Большинство жителей Нанкина уже эвакуированы, и ответственные за Международную зону безопасности также готовы принять оставшуюся небольшую часть населения, решившую остаться.
— Это просто замечательно.
Я глубоко вздохнула. Это, возможно, вторая лучшая новость, которую я услышала в этом году.
Больше людей выжило.
Свет гуманизма по-прежнему сияет, и глубокий, почерневший кроваво-красный фон за ним наконец-то не так безнадежен.
— Кстати, можно оставить соответствующие материалы и фотографии у меня?
Я хочу написать несколько статей…
— Можно, но боюсь, в Берлине, нет, даже во всей Германии не найдется газеты, которая их опубликует…
— Я знаю.
Азия — особенно Китай, который сейчас подвергается агрессии — его голос на международной арене заглушен, Лига Наций не обращает на него внимания — тем более, что ваш фюрер еще и надеется заключить союз с Японией.
Но всегда должны быть те, кто выскажется, кто расскажет миру о страданиях, которые сейчас происходят — будь то для поддержки и утешения страдающего народа, или для того, чтобы добрые и великие люди не были забыты, не были очернены, или чтобы история не была искажена, а правда не была похоронена…
Фридрих, я когда-то слышала такие слова:
Тот, кто несет дрова для всех, не должен замерзнуть в метели;
Тот, кто трудится на благо народа, не должен сражаться в одиночку;
Тот, кто прокладывает путь к свободе, не должен запутаться в терниях.
— Я хочу сделать что-то, для других, для страны, для этого мира…
Он вдруг улыбнулся, и на его лице даже промелькнула ностальгия. — Если бы я услышал это раньше… возможно… — он пробормотал несколько слов, — я помогу вам.
— Огромное спасибо!
На самом деле, если совсем никак или это опасно для вас… можно и временно сохранить… В любом случае, эти тексты и фотографии — это запись, это следы этих трагедий и сияния… Однажды они будут раскрыты как часть исторической правды, станут известны всему миру…
— Не беспокойтесь, я работаю в разведке столько лет, у меня есть навыки избегания рисков.
— Ну и хорошо.
Пока я разбирала соответствующие материалы, планируя в уме содержание будущих статей, я вдруг заметила, что его выражение лица немного колеблется, словно он хотел что-то сказать.
— Что случилось?
Вы хотите мне что-то еще сказать?
— Мне нужно съездить в Баварию.
Лянь Цин, вы хотите поехать со мной?
Хотя он спросил так, его выражение лица говорило, что он не хочет, чтобы я ехала с ним. — Я все же надеюсь, что вы останетесь… Не поймите неправильно, у меня нет других мыслей, просто на этот раз я еду на похороны… Думаю, вам это не понравится…
Он вздохнул: — Умер генерал Людендорф.
Но в итоге я все равно поехала с ним.
Перед могилой было полно высокопоставленных нацистов, пришедших выразить соболезнования.
Этот генерал сухопутных войск, которого во время Первой мировой войны называли «близнецом Германии» вместе с Гинденбургом, этот старейшина нацистской партии, который шел рука об руку с Усатым навстречу полицейским пулям у пивной, пал в последнем спокойствии перед надвигающейся бурей.
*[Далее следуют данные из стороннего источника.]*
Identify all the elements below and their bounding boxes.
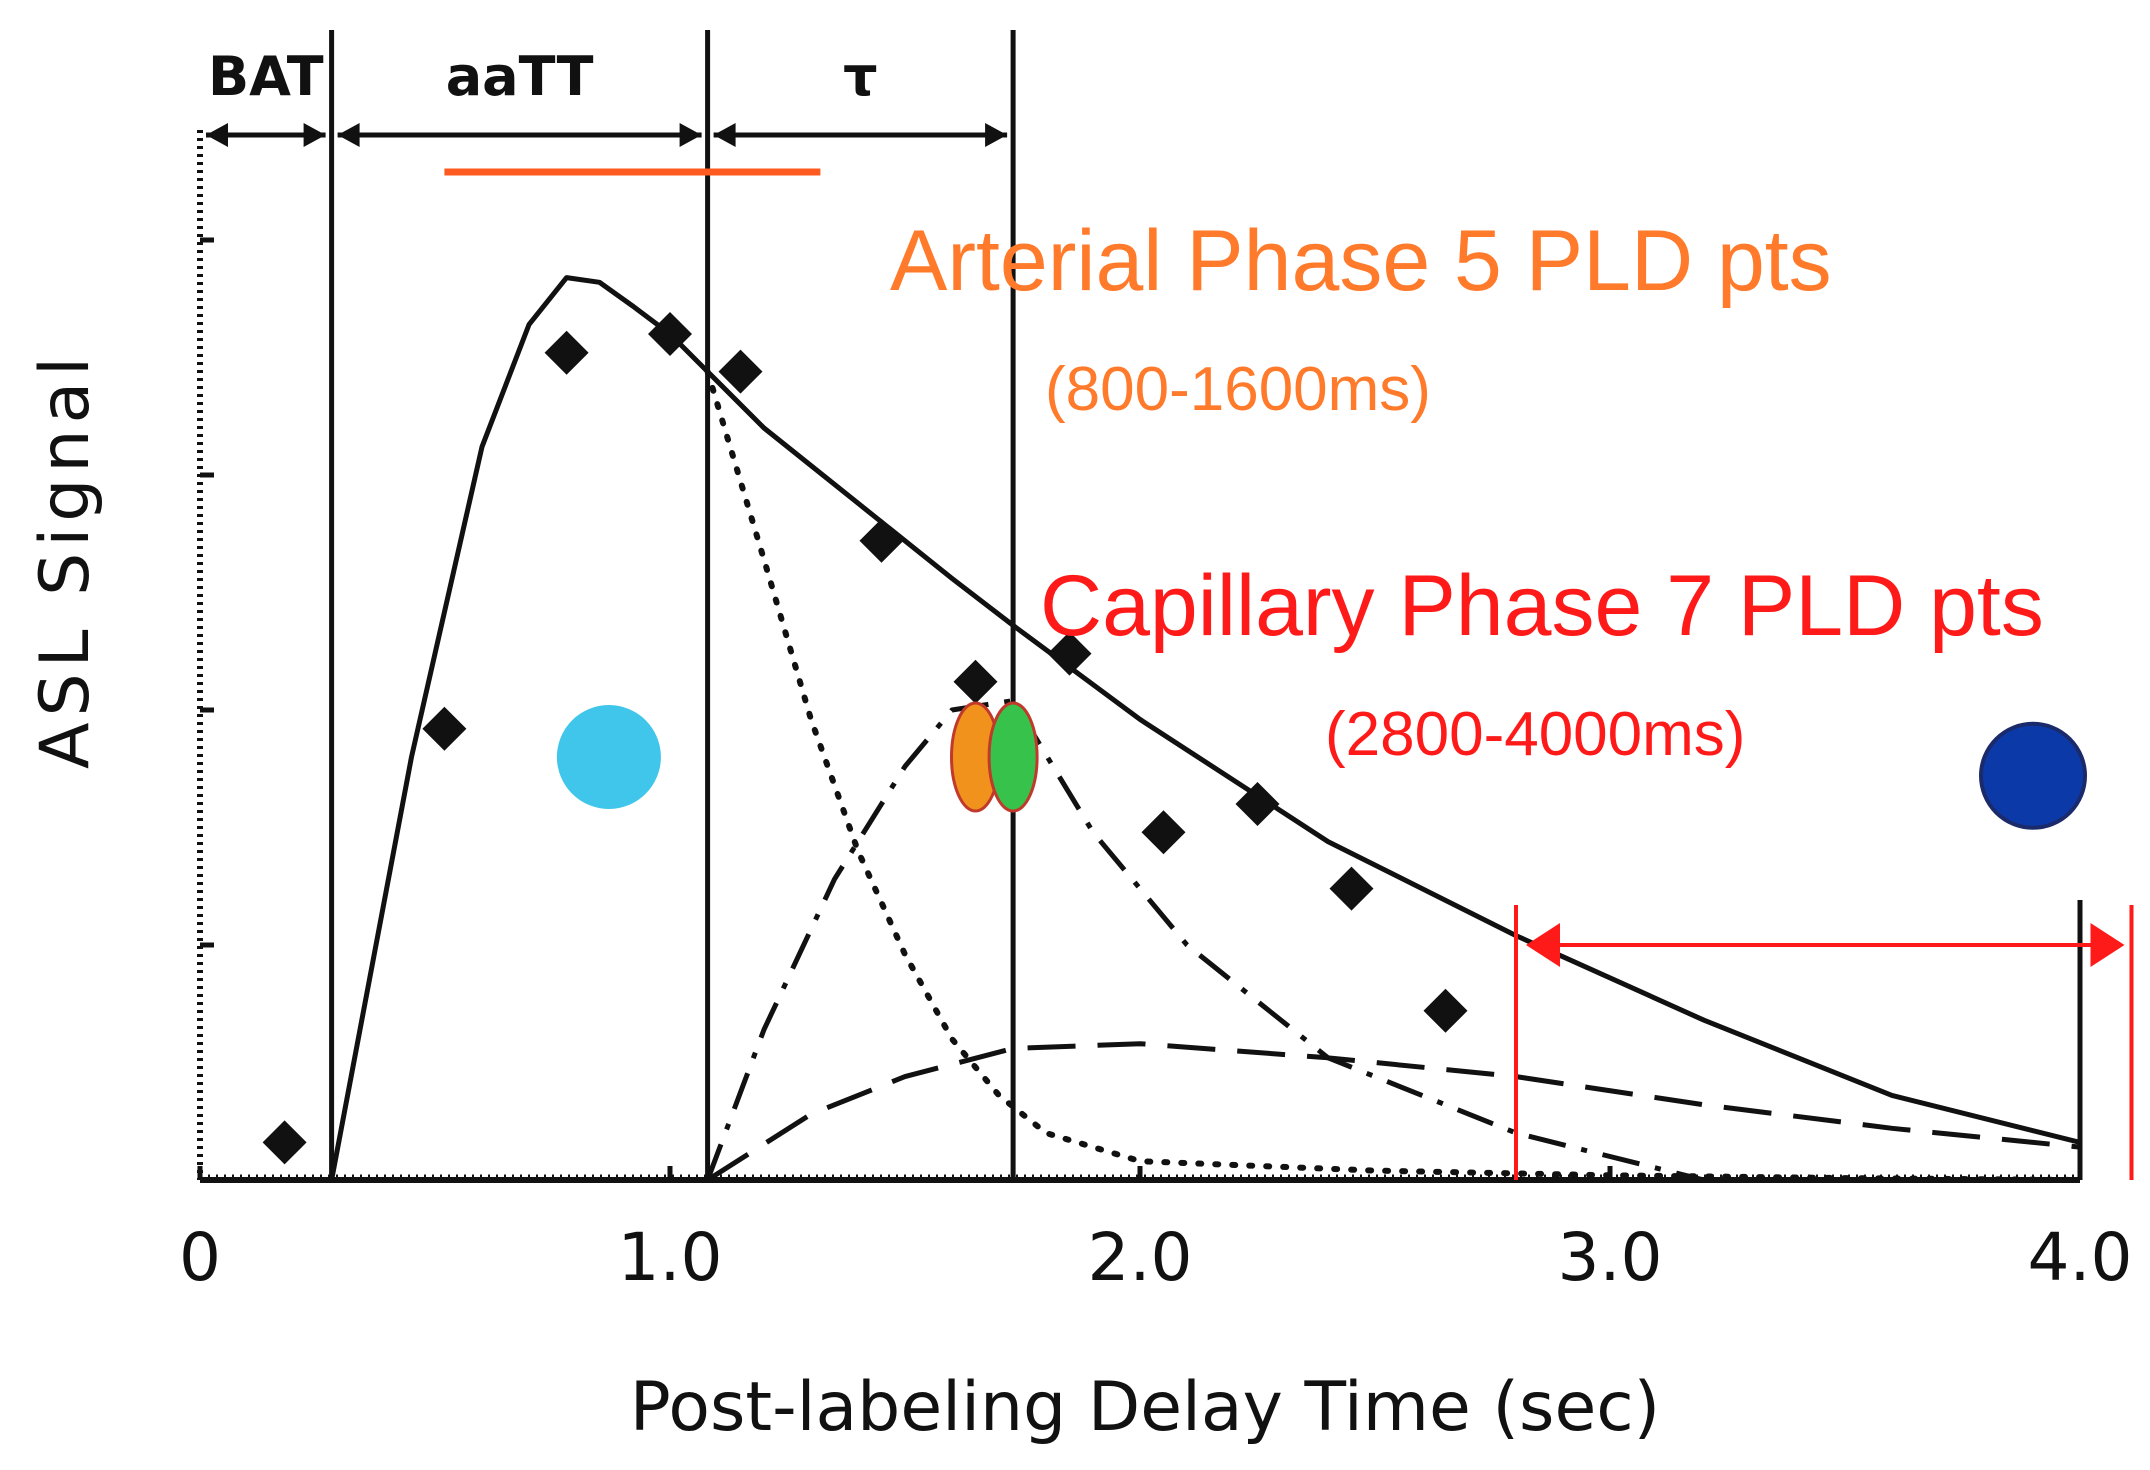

Я увидела конец одной эпохи — и начало другой, более жестокой и беспощадной, которая медленно разворачивалась.
Весной следующего года был одобрен плебисцит об Аншлюсе, и армия Третьего Рейха одержала эту «победу» среди приветственных цветов.
Усатый вернулся в свой родной город Линц и поехал на машине в столицу Австрии.
Я тоже приехала с Фридрихом в Вену и, глядя на ликующую и кричащую толпу вокруг Усатого, невольно вспомнила мелодичную песню «Эдельвейс» из фильма «Звуки музыки».
В начальной школе, когда я училась ее петь, я не понимала ее смысла, но спустя более десяти лет, среди шума столетней давности, я почувствовала печаль главных героев.
В Австрии, находящейся под военным давлением Нацистской Германии, противники могли только покидать свои дома, выражая протест вынужденным бегством — когда каток истории проезжал, судьба отдельного человека становилась пылинкой в нем.
А за тысячи ли, пришла хорошая новость о Победе при Тайэрчжуане, что в определенной степени изменило пессимистическое отношение международного сообщества к Войне Сопротивления Китая. Но после того, как Бломберг и министр иностранных дел Нейрат, которые в начале года больше ценили ресурсы и интересы в Китае и склонялись к Китаю, уступили место Герингу и Риббентропу, которые склонялись к союзу с Японией, внешнеполитическая стратегия Третьего Рейха неизбежно склонилась к японским фашистам.
Хотя продажа оружия Китаю фактически не прекратилась, такие действия, как уведомление об отзыве военных советников, еще больше повлияли на общественное мнение в Германии.
В сочетании с глубокой пропагандой расистских взглядов, положение китайцев в Германии становилось все труднее.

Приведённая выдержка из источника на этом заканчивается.